午前中は人間中心設計演習科目「Human centered design workshop」に参加(写真12)。授業を受講しているMSUの学生と組んで外に出て、パートナー(MSUの学生)と話し合って決めた日常生活で困っていること(テーマ)について、他の人がどう考えているかをヒアリング調査するという内容。論文調査の基礎を学ぶこともできる授業だ。
学生たちがヒアリング調査をしている間、我々教員はコンクリートブロック(レンガ)デザインコンペの特別審査員として別の授業に参加。学生たちがデザインしたブロックを、授業担当教員(ジェイク)・ブロック制作会社・レンガ職人・建築家、そして我々が、デザイン性・施工性・製造運搬の容易性・耐久性などあらゆる観点で審査をする。課題はわかりやすくて、内容は奥深い。非常に面白く得るものの多い授業だった。

午後はCAVS(Center for Advanced Vehicular Systems)施設を見学。専門から少し離れた内容に頭がついていくのが大変だったが、NU(機械工学科)とMSUの共同研究が行われている施設で親近感が沸く。

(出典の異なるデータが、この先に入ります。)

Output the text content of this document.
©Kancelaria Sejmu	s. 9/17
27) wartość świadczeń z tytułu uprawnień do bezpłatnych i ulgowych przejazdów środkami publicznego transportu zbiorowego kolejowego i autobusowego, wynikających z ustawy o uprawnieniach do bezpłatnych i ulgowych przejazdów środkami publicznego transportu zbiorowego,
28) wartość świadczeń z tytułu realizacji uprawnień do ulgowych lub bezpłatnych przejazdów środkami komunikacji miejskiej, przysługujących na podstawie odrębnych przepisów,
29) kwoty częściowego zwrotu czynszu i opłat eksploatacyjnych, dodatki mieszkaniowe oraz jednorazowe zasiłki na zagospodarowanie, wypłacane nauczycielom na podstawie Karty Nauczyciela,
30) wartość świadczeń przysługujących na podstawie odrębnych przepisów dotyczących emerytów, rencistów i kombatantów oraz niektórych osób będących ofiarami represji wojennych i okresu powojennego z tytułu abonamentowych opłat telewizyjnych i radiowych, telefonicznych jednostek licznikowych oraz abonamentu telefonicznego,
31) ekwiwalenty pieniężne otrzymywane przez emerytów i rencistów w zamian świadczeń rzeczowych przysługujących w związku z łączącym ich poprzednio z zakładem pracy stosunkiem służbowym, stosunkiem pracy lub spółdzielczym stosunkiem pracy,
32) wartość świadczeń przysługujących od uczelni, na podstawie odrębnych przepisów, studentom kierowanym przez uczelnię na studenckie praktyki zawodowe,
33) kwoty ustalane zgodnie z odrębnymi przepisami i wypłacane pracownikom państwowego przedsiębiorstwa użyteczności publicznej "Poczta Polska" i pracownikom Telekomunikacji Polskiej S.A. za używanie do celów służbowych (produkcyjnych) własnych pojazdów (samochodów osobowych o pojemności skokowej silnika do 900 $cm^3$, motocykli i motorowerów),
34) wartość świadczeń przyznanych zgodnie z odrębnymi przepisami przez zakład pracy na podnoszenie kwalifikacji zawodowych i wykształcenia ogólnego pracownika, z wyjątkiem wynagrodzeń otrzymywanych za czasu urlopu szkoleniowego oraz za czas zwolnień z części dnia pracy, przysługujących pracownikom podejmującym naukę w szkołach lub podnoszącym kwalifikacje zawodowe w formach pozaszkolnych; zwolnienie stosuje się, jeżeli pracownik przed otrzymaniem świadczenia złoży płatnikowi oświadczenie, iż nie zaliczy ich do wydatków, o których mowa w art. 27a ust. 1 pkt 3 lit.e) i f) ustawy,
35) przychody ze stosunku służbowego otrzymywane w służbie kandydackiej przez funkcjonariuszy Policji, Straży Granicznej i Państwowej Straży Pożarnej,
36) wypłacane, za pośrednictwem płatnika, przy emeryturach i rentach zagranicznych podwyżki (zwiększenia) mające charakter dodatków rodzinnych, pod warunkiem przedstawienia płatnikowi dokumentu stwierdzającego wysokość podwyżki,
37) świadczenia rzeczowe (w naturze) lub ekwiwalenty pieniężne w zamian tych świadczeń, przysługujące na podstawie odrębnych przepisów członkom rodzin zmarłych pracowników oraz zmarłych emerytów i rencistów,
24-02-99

放課後は自由時間。我々教員はジニーに農・獣医学部プロデュースのアイスクリームをごちそうになる。学生たちも学生同士で楽しんだと聞く。



MSU 研修5日目

午前中は「ものづくりワークショップ」のグループワーク。MSUでの最後のプレゼン(中間発表)には学科の先生方が特別審査員として参加してくださり、アットホームな公開審査が行われた。ここ数日、合間を見つけてはグループワークをしていたようで、知らないうちにモックアップ模型ができていたり、CADによる図面ができていたり。数日でこんなにも内容が充実するかと驚くばかり。学生の成長は早いと改めて感じる。

研修の最後に学科長よりMSU土産をもらう。学生たちの嬉しそうな顔・顔・顔(写真13)。各学科から代表者がお礼の言葉を述べる。スタークビルでの日々が充実したものだったことが、学生の笑顔や言葉から読み取れる。
自由時間が少なかったことから、午後は自由に。MSU学生のおもてなしで、スタークビルでの最後の夜を満喫したようだ。

スタークビルを去る朝、MSUの学生たちが見送りに来てくれた(写真14)。5月までしばしのお別れ。離れている間も「ものづくりワークショップ」は続く。